There’s still no baby in your belly, but the miraculous journey is about to begin. You’re ovulating, and when your egg is fertilized by your partner’s sperm, you will conceive.
The first day of your last period was around two weeks ago, so if you get pregnant, you can get a positive test result two weeks after ovulation, which is probably starting right now or will start very soon.
To boost your chances of getting pregnant, it’s best to schedule sex to your fertile window, which includes the five days immediately prior ovulation and the ovulation day itself. That’s because sperm can survive for about three days inside your body after ejaculation, while your egg’s lifespan is no longer than 24 hours, so you want to “cover” the whole window.
Your ovulation will start at the beginning of what is considered the second week of pregnancy: An egg will leave the ovary and enter a fallopian tube to be fertilized by your partner’s sperm during the next day.
The sperm, too, has quite a journey to make; the journey begins from your vagina, through the cervix, the uterus and finally, the fallopian tube. From the 250 million sperm cells that enter the vagina, only 400 cells will reach the egg, and only one will successfully penetrate its outer membrane.
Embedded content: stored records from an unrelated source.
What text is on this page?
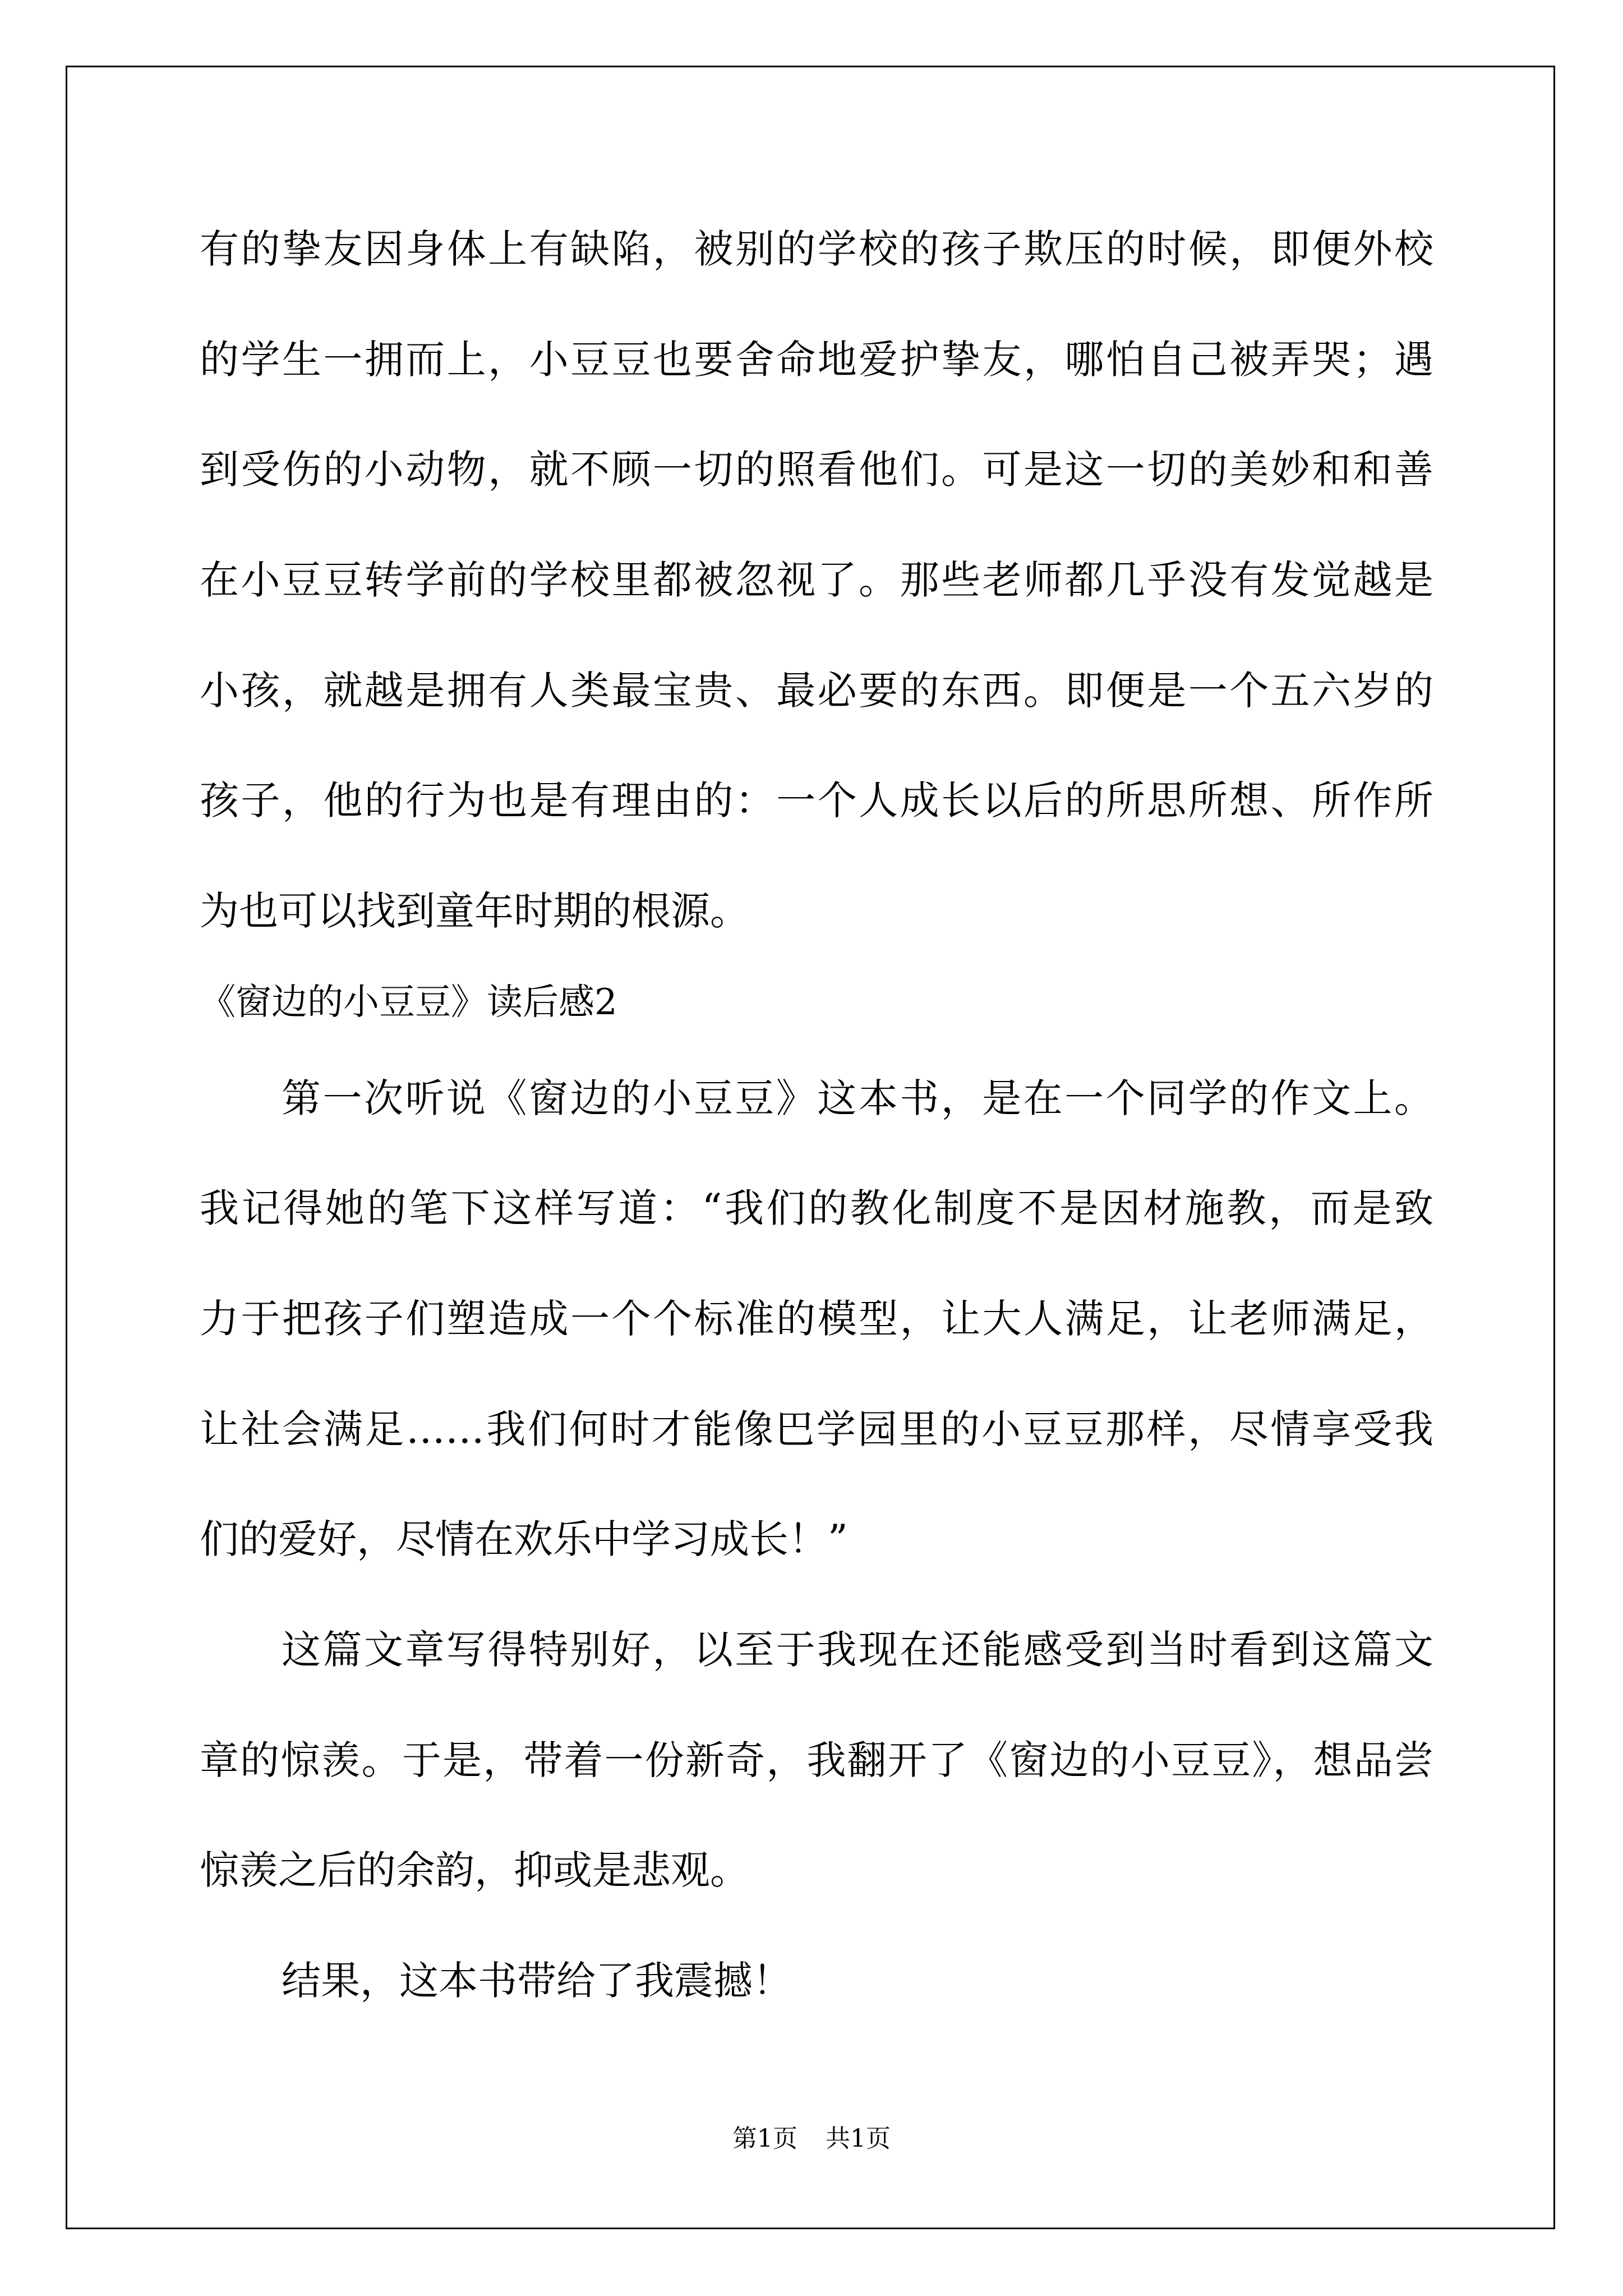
有的挚友因身体上有缺陷，被别的学校的孩子欺压的时候，即便外校
的学生一拥而上，小豆豆也要舍命地爱护挚友，哪怕自己被弄哭；遇
到受伤的小动物，就不顾一切的照看他们。可是这一切的美妙和和善
在小豆豆转学前的学校里都被忽视了。那些老师都几乎没有发觉越是
小孩，就越是拥有人类最宝贵、最必要的东西。即便是一个五六岁的
孩子，他的行为也是有理由的：一个人成长以后的所思所想、所作所
为也可以找到童年时期的根源。
《窗边的小豆豆》读后感2
第一次听说《窗边的小豆豆》这本书，是在一个同学的作文上。
我记得她的笔下这样写道：“我们的教化制度不是因材施教，而是致
力于把孩子们塑造成一个个标准的模型，让大人满足，让老师满足，
让社会满足……我们何时才能像巴学园里的小豆豆那样，尽情享受我
们的爱好，尽情在欢乐中学习成长！”
这篇文章写得特别好，以至于我现在还能感受到当时看到这篇文
章的惊羡。于是，带着一份新奇，我翻开了《窗边的小豆豆》，想品尝
惊羡之后的余韵，抑或是悲观。
结果，这本书带给了我震撼！
第1页 共1页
The egg will stay in the fallopian tube for 3 to 4 days. Within 24 hours after fertilization, the cells of the egg, (now called a zygote) will start to multiply while the zygote continues the journey from the fallopian tube to the uterus. During this journey, the zygote will turn into a mass of cells called morula. After reaching the uterus, the ball of cells is called a blastocyst and contains an inner part that will become the baby, an outer part that will become the placenta and what will become the amniotic sac, usually called the bag of waters. There, the implantation will finally take place.
Your baby’s genes and sex are set once the egg is fertilized! Here’s how it happens: As the female chromosome is X, the egg only has an X chromosome. Sperm can have either an X or a Y, so if it has a Y chromosome, you will give birth to a boy (XY). If it has an X chromosome, you will have a girl (XX).
What is happening inside your body during the second week of pregnancy? The most obvious and important symptom is – a missed period. No need to explain! Other than that, you may experience mild cramps in the lower abdomen, tender breasts, nausea, white discharge, and feel extremely exhausted, especially in the evening when you may find it hard to keep your eyes open.
Light spotting or bleeding is very common in the first trimester, especially in the first few weeks of pregnancy. The most common cause is implantation bleeding when the fertilized egg is attaching itself to the uterus wall. The spotting can last a few days and may easily be mistaken for a light period. Other causes for spotting in early pregnancy are a mild infection, changes in the cervix that trigger heavier blood flow to the cervix, or a cervical polyp (a growth on the cervix which is absolutely harmless).
All of the above are not likely to harm your pregnancy, but since bleeding can sometimes be a sign of miscarriage or ectopic or molar pregnancy, it is best to get in contact with your doctor to make sure everything is in OK. You may be recommended to take a few routine drops of blood and urine tests and the doctor will offer to examine your vagina and have an ultrasound scan to see what’s going on. Contact your doctor immediately if you experience severe abdominal pain and bleeding that doesn’t stop after a few days but becomes heavier.
You may be wondering if there’s anything else you can do to boost your chances to get pregnant as fast as possible or even to have a boy or a girl. Let’s go over some popular beliefs and theories.
1. Will Certain Sexual Positions Increase your Chances to get Pregnant?
Many believe that the missionary position will do the trick, but there’s no evidence to that. Same goes for the common belief that lifting your legs and lying down after intercourse will help you conceive, so just relax and enjoy the process.
2. Are there Symptoms of having a Boy or a Girl?
A woman passing-by told you that judging by the shape of your tummy or the shape of the hair on the back of your first child’s neck (!), you will have a girl. You may have a girl indeed, but tummy and hair shape has nothing to do with that.
3. How long does it take to get pregnant?
You can get pregnant the first time you try, and 30 percent actually manage to conceive in a month. For 59 percent, it takes about three months and 80 percent conceive within six months of trying. The numbers don’t end there, but the above gives a pretty accurate idea of your chances, and they’re pretty good! To speed thing up to use ovulation tests – this way, you will be able to schedule sex to your fertile window instead of having sex every two days, unless you really want to.
4. How to Conceive a Girl or a Boy?
There is a theory that eating certain foods may increase the chances to have a baby of a certain sex. According to a five-year study conducted by scientists from Maastricht University in Holland, you should go for salty (sodium-rich) and potassium-rich food if you want a boy. To have a girl, you need a diet rich in magnesium and calcium. If you manage to stick to the diet, there’s no harm in trying.